JRC Style Guide

The JRC adheres to the Chicago Manual of Style. We strongly recommend you familiarize yourself with its conventions.

Common Formatting Mistakes

  • The Em Dash — (alt +0151) should not have any spaces before or after.
  • The En Dash – (alt +0150) should have a space before and after.
  • Punctuation marks go inside “quotations.”
  • “When quoting inside a quote, use ‘single quotations.'”
  • We prefer Canadian spelling when it comes to colour, armour, etc.
  • Foonotes go after punctuation marks and quotations.


Papers must use endnotes for citations and contain a bibliography which includes all works cited. The format of bibliographical entries and citations should follow the Chicago Manual of Style.

A sample endnote:

Bill argues for one point over the other. See: William Bill, Book Name (City: Publisher, 1990), 241.

Some sample bibliographical entries:

Smith, John. Name of Book. City: Publisher, 2015.

Doe, Jane. “Title of an article” in Journal Name. Vol. 15 No. 5. City: Publisher, 2015. pp 45-67.

Kane, Clive and John Tubs. “Shared Authorship” in Many Editors. Edited by Kim First and Paul Fourth. City: Publisher of University Press, 1955. pp 65-100.

For more information, please refer to the latest edition of Chicago Manual of Style available on the Purdue Owl and the submission guidelines on our website at www.jrc-concordia.ca/submission-guidelines.

Parenthetical Citations

Biblical passages, along with references to and excerpts from other sources and publications, notably holy books and their commentaries, may use parenthetical citations.

For example:

“In the beginning, there was the Word” (John 1:1).

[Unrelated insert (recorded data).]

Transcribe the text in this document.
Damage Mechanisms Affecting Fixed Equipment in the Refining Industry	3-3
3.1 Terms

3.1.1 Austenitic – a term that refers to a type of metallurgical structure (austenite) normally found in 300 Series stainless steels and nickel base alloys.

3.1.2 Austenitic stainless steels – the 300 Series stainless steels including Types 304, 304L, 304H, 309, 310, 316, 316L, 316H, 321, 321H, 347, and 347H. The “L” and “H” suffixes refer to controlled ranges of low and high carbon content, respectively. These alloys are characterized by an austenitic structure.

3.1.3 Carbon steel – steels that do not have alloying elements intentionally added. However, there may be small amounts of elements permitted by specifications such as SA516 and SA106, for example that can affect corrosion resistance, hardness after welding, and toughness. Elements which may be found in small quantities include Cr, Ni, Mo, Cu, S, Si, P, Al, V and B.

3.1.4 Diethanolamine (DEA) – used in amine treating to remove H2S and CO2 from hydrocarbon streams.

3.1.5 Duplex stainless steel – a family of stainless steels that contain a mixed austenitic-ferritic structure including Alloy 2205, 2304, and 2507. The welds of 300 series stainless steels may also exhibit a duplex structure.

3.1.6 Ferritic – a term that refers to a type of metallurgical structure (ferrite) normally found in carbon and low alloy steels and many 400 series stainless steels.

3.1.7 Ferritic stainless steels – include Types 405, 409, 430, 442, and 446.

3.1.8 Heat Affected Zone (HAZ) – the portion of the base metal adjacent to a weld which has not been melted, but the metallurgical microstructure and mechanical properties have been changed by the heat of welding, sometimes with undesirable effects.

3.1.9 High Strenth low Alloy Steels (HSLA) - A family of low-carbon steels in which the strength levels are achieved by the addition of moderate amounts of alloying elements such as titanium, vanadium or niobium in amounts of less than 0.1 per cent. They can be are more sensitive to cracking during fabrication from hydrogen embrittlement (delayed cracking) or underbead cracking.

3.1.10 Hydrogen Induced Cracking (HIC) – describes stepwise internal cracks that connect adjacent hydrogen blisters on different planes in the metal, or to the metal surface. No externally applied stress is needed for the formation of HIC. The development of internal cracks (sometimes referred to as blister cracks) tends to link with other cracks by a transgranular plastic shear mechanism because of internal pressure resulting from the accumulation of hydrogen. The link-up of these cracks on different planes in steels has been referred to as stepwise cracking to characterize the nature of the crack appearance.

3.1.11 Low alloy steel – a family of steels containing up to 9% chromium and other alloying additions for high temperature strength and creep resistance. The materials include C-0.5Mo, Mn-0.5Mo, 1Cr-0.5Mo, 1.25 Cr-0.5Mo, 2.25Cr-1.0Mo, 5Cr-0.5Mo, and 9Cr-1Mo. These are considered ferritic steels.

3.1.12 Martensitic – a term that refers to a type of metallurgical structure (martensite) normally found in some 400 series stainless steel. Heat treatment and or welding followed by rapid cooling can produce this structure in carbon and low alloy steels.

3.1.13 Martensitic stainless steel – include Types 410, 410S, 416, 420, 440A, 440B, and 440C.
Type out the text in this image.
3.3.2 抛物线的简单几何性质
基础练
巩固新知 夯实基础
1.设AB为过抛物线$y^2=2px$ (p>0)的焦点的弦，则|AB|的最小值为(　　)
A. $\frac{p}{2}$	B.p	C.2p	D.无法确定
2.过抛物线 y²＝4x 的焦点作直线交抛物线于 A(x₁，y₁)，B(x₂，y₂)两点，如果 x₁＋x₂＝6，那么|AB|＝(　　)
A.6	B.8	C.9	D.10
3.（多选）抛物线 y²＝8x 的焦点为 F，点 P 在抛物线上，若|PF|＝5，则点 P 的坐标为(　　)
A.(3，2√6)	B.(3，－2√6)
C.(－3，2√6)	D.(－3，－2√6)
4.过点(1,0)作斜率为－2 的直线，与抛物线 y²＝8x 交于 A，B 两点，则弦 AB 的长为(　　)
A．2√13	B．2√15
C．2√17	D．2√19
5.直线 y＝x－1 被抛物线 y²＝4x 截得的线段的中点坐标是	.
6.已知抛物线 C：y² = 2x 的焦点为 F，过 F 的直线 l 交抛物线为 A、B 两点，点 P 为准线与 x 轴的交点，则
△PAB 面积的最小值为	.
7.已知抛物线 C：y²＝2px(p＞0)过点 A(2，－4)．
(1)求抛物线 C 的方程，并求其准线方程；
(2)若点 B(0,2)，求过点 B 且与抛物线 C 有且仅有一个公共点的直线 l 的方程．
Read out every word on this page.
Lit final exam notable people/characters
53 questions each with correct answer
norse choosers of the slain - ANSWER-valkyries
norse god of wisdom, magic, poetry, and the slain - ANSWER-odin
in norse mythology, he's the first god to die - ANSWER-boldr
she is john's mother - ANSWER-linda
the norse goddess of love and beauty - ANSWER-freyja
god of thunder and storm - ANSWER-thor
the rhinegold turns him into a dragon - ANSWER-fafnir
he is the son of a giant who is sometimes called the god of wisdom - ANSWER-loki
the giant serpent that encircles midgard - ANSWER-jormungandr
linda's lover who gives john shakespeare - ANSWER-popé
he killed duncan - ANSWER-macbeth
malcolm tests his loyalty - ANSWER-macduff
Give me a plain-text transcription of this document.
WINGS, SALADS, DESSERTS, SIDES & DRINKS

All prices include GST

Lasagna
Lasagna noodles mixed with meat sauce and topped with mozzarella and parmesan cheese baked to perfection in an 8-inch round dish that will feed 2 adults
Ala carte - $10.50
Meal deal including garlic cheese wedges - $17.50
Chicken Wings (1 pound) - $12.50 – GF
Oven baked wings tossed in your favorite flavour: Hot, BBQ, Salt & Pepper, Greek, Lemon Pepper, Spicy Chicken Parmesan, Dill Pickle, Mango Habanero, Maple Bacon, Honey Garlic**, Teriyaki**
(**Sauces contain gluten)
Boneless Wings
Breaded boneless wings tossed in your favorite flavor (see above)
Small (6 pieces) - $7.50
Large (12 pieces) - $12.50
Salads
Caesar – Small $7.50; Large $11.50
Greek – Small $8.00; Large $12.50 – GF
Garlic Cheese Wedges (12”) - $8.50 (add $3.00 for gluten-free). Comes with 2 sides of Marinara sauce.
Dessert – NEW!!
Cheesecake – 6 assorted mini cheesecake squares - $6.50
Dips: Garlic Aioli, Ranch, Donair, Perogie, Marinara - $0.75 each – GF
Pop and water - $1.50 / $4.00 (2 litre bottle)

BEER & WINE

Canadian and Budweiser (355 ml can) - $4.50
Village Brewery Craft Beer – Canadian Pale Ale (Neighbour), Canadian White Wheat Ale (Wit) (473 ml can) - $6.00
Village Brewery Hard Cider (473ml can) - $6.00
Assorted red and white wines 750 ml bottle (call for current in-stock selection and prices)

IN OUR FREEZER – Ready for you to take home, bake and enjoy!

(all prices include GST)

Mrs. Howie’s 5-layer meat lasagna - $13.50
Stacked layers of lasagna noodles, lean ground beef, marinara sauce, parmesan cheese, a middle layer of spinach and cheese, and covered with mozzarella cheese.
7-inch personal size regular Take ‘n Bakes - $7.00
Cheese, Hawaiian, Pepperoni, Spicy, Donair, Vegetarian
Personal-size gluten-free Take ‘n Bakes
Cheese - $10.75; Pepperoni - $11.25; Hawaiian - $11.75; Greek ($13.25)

If you choose to use parenthetical citations, please ensure that you include the version, edition, translation, and all other pertinent remarks in an endnote and / or bibliography.

Parenthetical citations may be used when necessary for book reviews.

They may also be used to include asides (inside the text itself).

Do not use parenthetical citations in lieu of endnotes.